Monday, August 18, 2014

It's Hard to Participate, I Know All to Well (Post 4 of a Series of Posts)

The following is my fourth post in a series of posts that shows my letter to those members of Congress who voted for ACA.  If you have not read the first post then I encourage you to do so by clicking here and then reading each successive post until you arrive at this one.

The following portion of the letter is my attempt to help the reader have a better understanding of the effects caused by their vote:


Undesirable Options

Added Costs

Because of your vote for ACA we must make some very tough choices, none of which are ideal. We can:

1.     Move to a plan with our present insurance provider that meets the mandates (aka regulations) of the ACA, which is similar to our current plan, but at an increase in premium of approximately $600 per month (a monthly increase of ~130%) to $985 per month and an increase in the annual deductible by $2,500 (an annual increase of 25%) to $12,500;
2.     Purchase one of three plans on the exchange, but even the bare bones plan is more expensive with a higher deductible and less physician choices; or
3.     Forgo insurance, but incur a “tax” (for NOT engaging in ‘commerce’ leaving me to wonder whether the tax will extend to ‘not’ buying a gym membership to stay healthy or to ‘not’ buying catfish or other crops subsidized by the recent farm bill).
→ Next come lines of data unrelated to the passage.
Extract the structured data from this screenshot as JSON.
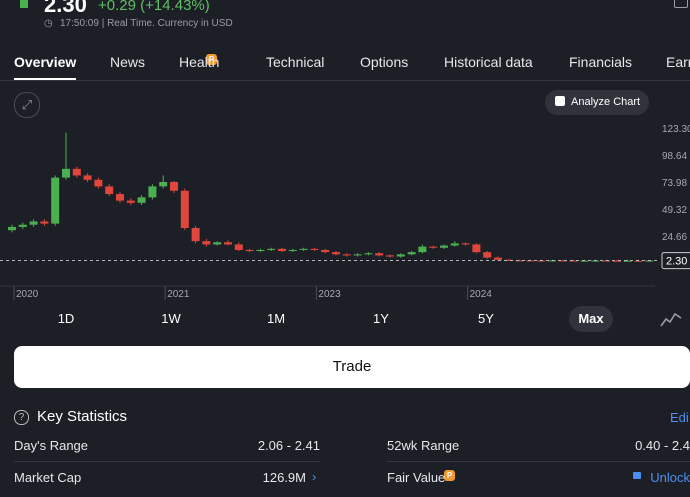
{
  "header": {
    "price": "2.30",
    "change": "+0.29 (+14.43%)",
    "status": "17:50:09 | Real Time. Currency in USD"
  },
  "tabs": [
    "Overview",
    "News",
    "Health",
    "Technical",
    "Options",
    "Historical data",
    "Financials",
    "Earn"
  ],
  "analyze_button": "Analyze Chart",
  "chart_data": {
    "type": "candlestick",
    "grid": false,
    "ylim": [
      -20,
      132.4
    ],
    "yticks": [
      {
        "value": 123.3,
        "label": "123.30"
      },
      98.64,
      73.98,
      49.32,
      24.66
    ],
    "xticks": [
      {
        "value": 0,
        "label": "2020"
      },
      {
        "value": 14,
        "label": "2021"
      },
      {
        "value": 28,
        "label": "2023"
      },
      {
        "value": 42,
        "label": "2024"
      }
    ],
    "last_price": {
      "value": 2.3,
      "label": "2.30"
    },
    "up_color": "#4cb050",
    "down_color": "#e0463b",
    "open": [
      30,
      33,
      35,
      38,
      36,
      78,
      86,
      80,
      76,
      70,
      63,
      57,
      55,
      60,
      70,
      74,
      66,
      32,
      20,
      17,
      19,
      17,
      12,
      11,
      12,
      13,
      11,
      12,
      13,
      12,
      10,
      8,
      7,
      8,
      9,
      7,
      6,
      8,
      10,
      15,
      14,
      16,
      18,
      17,
      10,
      5,
      3,
      2.5,
      2.4,
      2.3,
      2.2,
      2.4,
      2.3,
      2.1,
      2.2,
      2.3,
      2.1,
      2.0,
      2.1,
      2.0
    ],
    "high": [
      35,
      37,
      40,
      40,
      80,
      119,
      88,
      82,
      78,
      72,
      65,
      59,
      62,
      72,
      80,
      75,
      68,
      34,
      22,
      20,
      21,
      19,
      13,
      13,
      14,
      14,
      13,
      14,
      14,
      13,
      11,
      9,
      9,
      10,
      10,
      8,
      9,
      11,
      17,
      16,
      17,
      20,
      19,
      18,
      11,
      6,
      4,
      3,
      3,
      3,
      3,
      3,
      3,
      3,
      3,
      3,
      3,
      3,
      3,
      2.6
    ],
    "low": [
      28,
      31,
      33,
      34,
      34,
      76,
      78,
      74,
      68,
      61,
      55,
      53,
      53,
      58,
      68,
      64,
      30,
      18,
      15,
      16,
      16,
      11,
      10,
      10,
      11,
      10,
      10,
      11,
      11,
      9,
      7,
      6,
      6,
      7,
      6,
      5,
      5,
      7,
      9,
      13,
      13,
      15,
      16,
      9,
      4,
      2.5,
      2,
      2,
      2,
      1.9,
      1.9,
      2,
      1.8,
      1.8,
      2,
      1.9,
      1.8,
      1.8,
      1.8,
      1.9
    ],
    "close": [
      33,
      35,
      38,
      36,
      78,
      86,
      80,
      76,
      70,
      63,
      57,
      55,
      60,
      70,
      74,
      66,
      32,
      20,
      17,
      19,
      17,
      12,
      11,
      12,
      13,
      11,
      12,
      13,
      12,
      10,
      8,
      7,
      8,
      9,
      7,
      6,
      8,
      10,
      15,
      14,
      16,
      18,
      17,
      10,
      5,
      3,
      2.5,
      2.4,
      2.3,
      2.2,
      2.4,
      2.3,
      2.1,
      2.2,
      2.3,
      2.1,
      2.0,
      2.1,
      2.0,
      2.3
    ]
  },
  "ranges": [
    "1D",
    "1W",
    "1M",
    "1Y",
    "5Y",
    "Max"
  ],
  "trade_button": "Trade",
  "key_statistics": {
    "title": "Key Statistics",
    "edit": "Edi",
    "rows": [
      [
        {
          "label": "Day's Range",
          "value": "2.06 - 2.41"
        },
        {
          "label": "52wk Range",
          "value": "0.40 - 2.4"
        }
      ],
      [
        {
          "label": "Market Cap",
          "value": "126.9M"
        },
        {
          "label": "Fair Value",
          "value": "Unlock"
        }
      ]
    ]
  }
}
Paid By Forgoing Long-term Investments In Oneself

Assuming we do not receive a sizeable increase in pay and if we choose one of the two former options then we must give up something.  Our options are limited because our budget is tight like most Americans. We can:

1.     Stop saving for our retirement and our children’s education, which amounts to approximately a paltry $200/month;
2.     Eat less healthy foods (as we rarely eat out and strive to eat many healthy fresh foods), which could amount to approximately $200/month per a study recently published in the BMJ Open journal;
3.     Drop our family gym membership, which amounts to approximately $100/ month; and/or
4.     Change the after school program for our children to one of lower quality that provides much less enrichment, which could save anywhere from $100 to $400 per month depending upon the risk we are willing to assume.

Friday, August 8, 2014

It's Hard to Participate, I Know All to Well (Post 3 of a Series of Posts)

The following is my third post in a series of posts that shows my letter to those members of Congress who voted for ACA.  If you have not read the first post then I encourage you to do so by clicking here and then reading each successive post until you arrive at this one.

The following portion of the letter is my attempt to help the reader have a better understanding of four individuals whose lives they have affected by their vote:


Lives Touched

To put my challenges in a better perspective, I think you should know in some detail the four lives whom you have touched and how we seek to deal with the problem that you helped create absent any intervention. From a political perspective, my wife and I are not affiliated with any political party (i.e. we are independents). I lean right and she leans left; hopefully, together we are in the center.   We have two elementary school-age children and together we live in a 1,100 square foot home (~ ½ the median) with three bedrooms and one bathroom, which is currently secured with a mortgage.  We have two cars, one 15 years old, the other six years old with the latter secured with a note.  Our children attend public school and an after-school care facility due to us both working fulltime for which we are truly grateful.  We are grateful because during the depth of the recent recession both of us were underemployed. I even took a position that guaranteed me no income whatsoever, but did guarantee expenses. During this period of underemployment, we incurred additional debt; it was not until late last year after five tough and extremely lean years that our financial situation improved such that we could restructure our debt to begin paying it down and to very modestly renew savings for:
  1. A raining day,
  2. Our eventual & hopeful retirement, and
  3. Our children’s higher education.